Friday, June 12, 2009

Near miss for Kingfisher flight: pilot failed to read warning

Mumbai: The pilot of Mumbai-bound Kingfisher Airlines flight IT 304 that narrowly escaped a major mishap on Tuesday morning seems to have missed the warning sign atop the hill that the flight crossed just before losing altitude. The flight on Tuesday descended to 600 feet above ground level near a Thane creek.
Air Traffic Control (ATC) officials said that there is an Instrument Landing System (ILS) beacon atop the hill. The flight should have been at least 2,000 feet above ground when it was above the Thane creek. An ATC official also said that on this very hill, which is known as the out-marker hill because of the ILS beacon that marks a flight’s approach path, a non-scheduled carrier (VT EQM) had crashed 18 years ago.
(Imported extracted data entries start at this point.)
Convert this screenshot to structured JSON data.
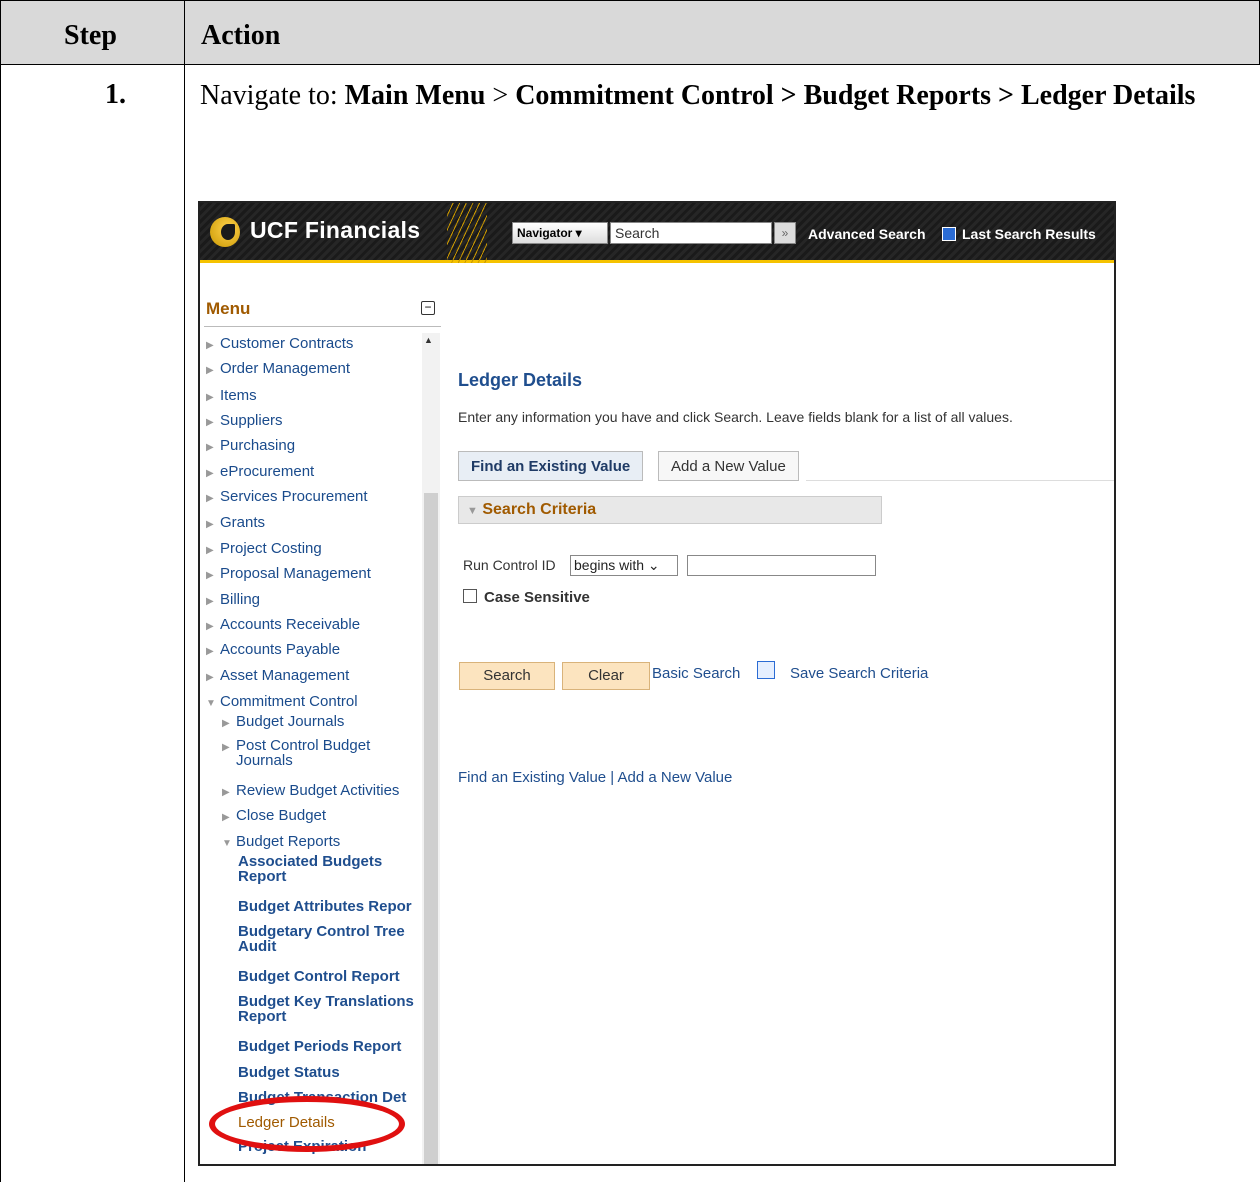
{
  "table": {
    "header_step": "Step",
    "header_action": "Action",
    "step_number": "1.",
    "instruction_prefix": "Navigate to: ",
    "instruction_path_1": "Main Menu",
    "instruction_sep": " > ",
    "instruction_path_2": "Commitment Control > Budget Reports > Ledger Details"
  },
  "app": {
    "title": "UCF Financials",
    "navigator_label": "Navigator ▾",
    "search_placeholder": "Search",
    "advanced_search": "Advanced Search",
    "last_search_results": "Last Search Results"
  },
  "menu": {
    "title": "Menu",
    "items": [
      {
        "label": "Customer Contracts",
        "level": 0
      },
      {
        "label": "Order Management",
        "level": 0
      },
      {
        "label": "Items",
        "level": 0
      },
      {
        "label": "Suppliers",
        "level": 0
      },
      {
        "label": "Purchasing",
        "level": 0
      },
      {
        "label": "eProcurement",
        "level": 0
      },
      {
        "label": "Services Procurement",
        "level": 0
      },
      {
        "label": "Grants",
        "level": 0
      },
      {
        "label": "Project Costing",
        "level": 0
      },
      {
        "label": "Proposal Management",
        "level": 0
      },
      {
        "label": "Billing",
        "level": 0
      },
      {
        "label": "Accounts Receivable",
        "level": 0
      },
      {
        "label": "Accounts Payable",
        "level": 0
      },
      {
        "label": "Asset Management",
        "level": 0
      },
      {
        "label": "Commitment Control",
        "level": 0,
        "expanded": true
      },
      {
        "label": "Budget Journals",
        "level": 1
      },
      {
        "label": "Post Control Budget",
        "label2": "Journals",
        "level": 1
      },
      {
        "label": "Review Budget Activities",
        "level": 1
      },
      {
        "label": "Close Budget",
        "level": 1
      },
      {
        "label": "Budget Reports",
        "level": 1,
        "expanded": true
      },
      {
        "label": "Associated Budgets",
        "label2": "Report",
        "level": 2
      },
      {
        "label": "Budget Attributes Repor",
        "level": 2
      },
      {
        "label": "Budgetary Control Tree",
        "label2": "Audit",
        "level": 2
      },
      {
        "label": "Budget Control Report",
        "level": 2
      },
      {
        "label": "Budget Key Translations",
        "label2": "Report",
        "level": 2
      },
      {
        "label": "Budget Periods Report",
        "level": 2
      },
      {
        "label": "Budget Status",
        "level": 2
      },
      {
        "label": "Budget Transaction Det",
        "level": 2
      },
      {
        "label": "Ledger Details",
        "level": 2,
        "highlighted": true
      },
      {
        "label": "Project Expiration",
        "level": 2
      }
    ]
  },
  "main": {
    "title": "Ledger Details",
    "description": "Enter any information you have and click Search. Leave fields blank for a list of all values.",
    "tab_find": "Find an Existing Value",
    "tab_add": "Add a New Value",
    "criteria_title": "Search Criteria",
    "run_control_label": "Run Control ID",
    "run_control_operator": "begins with ⌄",
    "run_control_value": "",
    "case_sensitive_label": "Case Sensitive",
    "search_button": "Search",
    "clear_button": "Clear",
    "basic_search": "Basic Search",
    "save_search_criteria": "Save Search Criteria",
    "bottom_find": "Find an Existing Value",
    "bottom_sep": " | ",
    "bottom_add": "Add a New Value"
  },
  "colors": {
    "header_gray": "#d9d9d9",
    "ucf_gold": "#f5c200",
    "highlight_oval": "#e01010",
    "link_blue": "#1f4e8e"
  }
}
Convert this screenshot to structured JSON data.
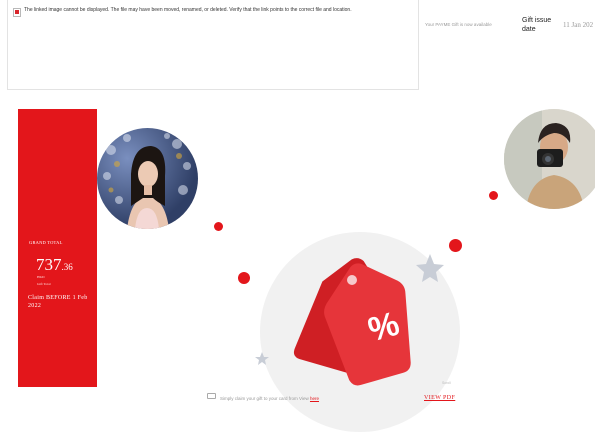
{
  "broken_image": {
    "message": "The linked image cannot be displayed.  The file may have been moved, renamed, or deleted. Verify that the link points to the correct file and location."
  },
  "header": {
    "availability_note": "Your PAYME Gift is now available",
    "issue_label": "Gift issue date",
    "issue_date": "11 Jan 202"
  },
  "panel": {
    "label": "GRAND TOTAL",
    "amount_main": "737",
    "amount_decimal": ".36",
    "amount_note_1": "HKD",
    "amount_note_2": "Gift Total",
    "claim_text": "Claim BEFORE 1 Feb 2022"
  },
  "badge": {
    "icon": "discount-tag-icon",
    "symbol": "%"
  },
  "footer": {
    "text": "Simply claim your gift to your card from View",
    "link_text": "here",
    "view_pdf": "VIEW PDF",
    "tiny_mark": "Scroll"
  },
  "colors": {
    "brand_red": "#e3161b",
    "tag_dark": "#d11f24",
    "background": "#ffffff"
  }
}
“A visual warning at the out-marker hill reads that the flight’s height should be at least 3,000 feet above sea level,” said an ATC official.
A senior official from Kingfisher told Newsline on condition of anonymity that at the time
IT 304 was above the out-marker hill and lost altitude over the Thane creek, the controls of the flight were in the hands of the co-pilot and not the captain. However, on losing altitude, the captain immediately took control and simultaneously the Flight Movement Guidance System (FMGS) of the aircraft failed.
“There was a malfunction in the FMGS and the pilot was correcting that and that is why some altitude was lost,” said the official.